Caesars Talks Grind On in Bid for Deal to End Unit’s Bankruptcy

  • Creditors are in talks to patch over $400 million hole
  • Company has already boosted offer to creditors by $1.2 billion

Caesars Entertainment Corp. is inching closer to a deal to finance the reorganization of its bankrupt operating unit and end two years of rancorous court battles that embroiled the casino giant and its controlling shareholders, Apollo Global Management LLC and TPG Capital.

Caesars Entertainment Operating Co.’s bondholders and lenders are hammering out the framework of a deal, said people with knowledge of the matter. Negotiations continued on Saturday after a midnight Friday deadline passed without a final agreement, according to one of the people.

The parties must determine how to divide a $400 million payout called for in a new plan the casino operator offered two days ago to get holdout second-priority creditors on board with a restructuring, said the people, who asked not to be identified because the talks are private.

A proposal under discussion would require the operating unit’s most senior bondholders and lenders to give up $170 million of their original recoveries, while Caesars provides $200 million, the people said. The unit’s lower-ranking, second-lien bondholders, a group that includes David Tepper’s Appaloosa Management, would forgo the remaining $30 million, the people said. 

Representatives for Caesars, Apollo and TPG declined to comment Friday before the deadline, while a spokesman for Appaloosa didn’t immediately comment.

$1.6 Billion Boost

Until this week, the second-lien bondholders had proven the toughest holdouts in the bankruptcy, which began in January 2015. The proposal unveiled Sept. 21 would increase their payout by about $1.6 billion.

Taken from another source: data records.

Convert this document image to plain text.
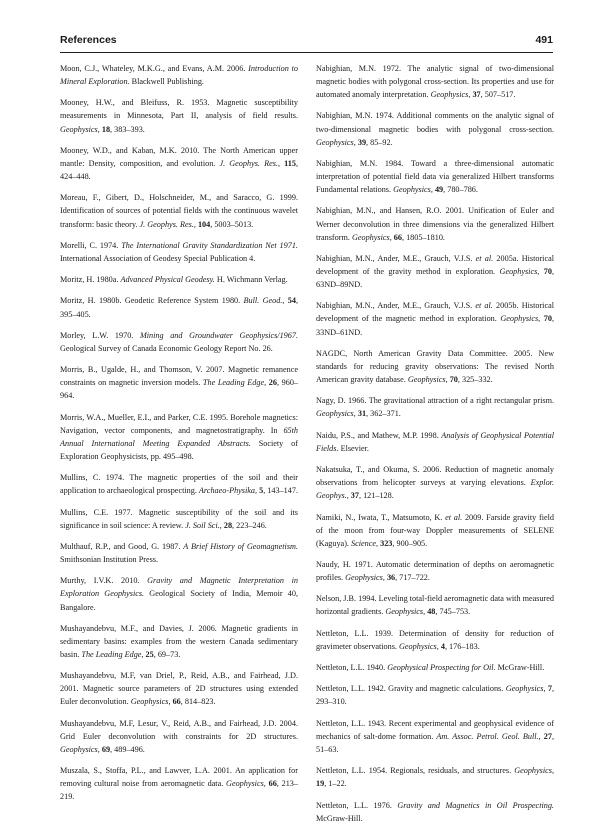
References	491

Moon, C.J., Whateley, M.K.G., and Evans, A.M. 2006. Introduction to Mineral Exploration. Blackwell Publishing.

Mooney, H.W., and Bleifuss, R. 1953. Magnetic susceptibility measurements in Minnesota, Part II, analysis of field results. Geophysics, 18, 383–393.

Mooney, W.D., and Kaban, M.K. 2010. The North American upper mantle: Density, composition, and evolution. J. Geophys. Res., 115, 424–448.

Moreau, F., Gibert, D., Holschneider, M., and Saracco, G. 1999. Identification of sources of potential fields with the continuous wavelet transform: basic theory. J. Geophys. Res., 104, 5003–5013.

Morelli, C. 1974. The International Gravity Standardization Net 1971. International Association of Geodesy Special Publication 4.

Moritz, H. 1980a. Advanced Physical Geodesy. H. Wichmann Verlag.

Moritz, H. 1980b. Geodetic Reference System 1980. Bull. Geod., 54, 395–405.

Morley, L.W. 1970. Mining and Groundwater Geophysics/1967. Geological Survey of Canada Economic Geology Report No. 26.

Morris, B., Ugalde, H., and Thomson, V. 2007. Magnetic remanence constraints on magnetic inversion models. The Leading Edge, 26, 960–964.

Morris, W.A., Mueller, E.I., and Parker, C.E. 1995. Borehole magnetics: Navigation, vector components, and magnetostratigraphy. In 65th Annual International Meeting Expanded Abstracts. Society of Exploration Geophysicists, pp. 495–498.

Mullins, C. 1974. The magnetic properties of the soil and their application to archaeological prospecting. Archaeo-Physika, 5, 143–147.

Mullins, C.E. 1977. Magnetic susceptibility of the soil and its significance in soil science: A review. J. Soil Sci., 28, 223–246.

Multhauf, R.P., and Good, G. 1987. A Brief History of Geomagnetism. Smithsonian Institution Press.

Murthy, I.V.K. 2010. Gravity and Magnetic Interpretation in Exploration Geophysics. Geological Society of India, Memoir 40, Bangalore.

Mushayandebvu, M.F., and Davies, J. 2006. Magnetic gradients in sedimentary basins: examples from the western Canada sedimentary basin. The Leading Edge, 25, 69–73.

Mushayandebvu, M.F, van Driel, P., Reid, A.B., and Fairhead, J.D. 2001. Magnetic source parameters of 2D structures using extended Euler deconvolution. Geophysics, 66, 814–823.

Mushayandebvu, M.F, Lesur, V., Reid, A.B., and Fairhead, J.D. 2004. Grid Euler deconvolution with constraints for 2D structures. Geophysics, 69, 489–496.

Muszala, S., Stoffa, P.L., and Lawver, L.A. 2001. An application for removing cultural noise from aeromagnetic data. Geophysics, 66, 213–219.

Nabighian, M.N. 1972. The analytic signal of two-dimensional magnetic bodies with polygonal cross-section. Its properties and use for automated anomaly interpretation. Geophysics, 37, 507–517.

Nabighian, M.N. 1974. Additional comments on the analytic signal of two-dimensional magnetic bodies with polygonal cross-section. Geophysics, 39, 85–92.

Nabighian, M.N. 1984. Toward a three-dimensional automatic interpretation of potential field data via generalized Hilbert transforms Fundamental relations. Geophysics, 49, 780–786.

Nabighian, M.N., and Hansen, R.O. 2001. Unification of Euler and Werner deconvolution in three dimensions via the generalized Hilbert transform. Geophysics, 66, 1805–1810.

Nabighian, M.N., Ander, M.E., Grauch, V.J.S. et al. 2005a. Historical development of the gravity method in exploration. Geophysics, 70, 63ND–89ND.

Nabighian, M.N., Ander, M.E., Grauch, V.J.S. et al. 2005b. Historical development of the magnetic method in exploration. Geophysics, 70, 33ND–61ND.

NAGDC, North American Gravity Data Committee. 2005. New standards for reducing gravity observations: The revised North American gravity database. Geophysics, 70, 325–332.

Nagy, D. 1966. The gravitational attraction of a right rectangular prism. Geophysics, 31, 362–371.

Naidu, P.S., and Mathew, M.P. 1998. Analysis of Geophysical Potential Fields. Elsevier.

Nakatsuka, T., and Okuma, S. 2006. Reduction of magnetic anomaly observations from helicopter surveys at varying elevations. Explor. Geophys., 37, 121–128.

Namiki, N., Iwata, T., Matsumoto, K. et al. 2009. Farside gravity field of the moon from four-way Doppler measurements of SELENE (Kaguya). Science, 323, 900–905.

Naudy, H. 1971. Automatic determination of depths on aeromagnetic profiles. Geophysics, 36, 717–722.

Nelson, J.B. 1994. Leveling total-field aeromagnetic data with measured horizontal gradients. Geophysics, 48, 745–753.

Nettleton, L.L. 1939. Determination of density for reduction of gravimeter observations. Geophysics, 4, 176–183.

Nettleton, L.L. 1940. Geophysical Prospecting for Oil. McGraw-Hill.

Nettleton, L.L. 1942. Gravity and magnetic calculations. Geophysics, 7, 293–310.

Nettleton, L.L. 1943. Recent experimental and geophysical evidence of mechanics of salt-dome formation. Am. Assoc. Petrol. Geol. Bull., 27, 51–63.

Nettleton, L.L. 1954. Regionals, residuals, and structures. Geophysics, 19, 1–22.

Nettleton, L.L. 1976. Gravity and Magnetics in Oil Prospecting. McGraw-Hill.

Approximately $1.2 billion of that would come from the non-bankrupt Caesars parent in the form of cash and stock, while more-senior creditors, including lenders and first-lien bondholders, were called upon to give up some of the more than $11.7 billion they were set to recover.

Las Vegas-based Caesars had originally offered about $4 billion toward the reorganization, but the second-lien bondholders held out for more, saying the company had improperly shifted valuable assets out of the operating unit before putting it into bankruptcy. As leverage, they were pursuing lawsuits in New York and Delaware that accused the parent of violating bond agreements and abandoning promises to back the operating unit’s obligations.

Caesars has said it did nothing improper and that its actions were honest attempts to reorganize the heavily indebted unit.

Apollo and TPG, which led a $30 billion leveraged buyout of the casino company in 2008, were also targeted by the second-lien bondholders, who demanded that the private equity firms contribute to creditor recoveries. Under the proposal spelled out Sept. 21, the firms would still retain equity in the reorganized Caesars, but not as much as had originally been planned.

Any agreement must still be approved by U.S. Bankruptcy Judge A. Benjamin Goldgar in Chicago.

The case is In re Caesars Entertainment Operating Co. Inc., 15-01145, U.S. Bankruptcy Court, Northern District of Illinois (Chicago).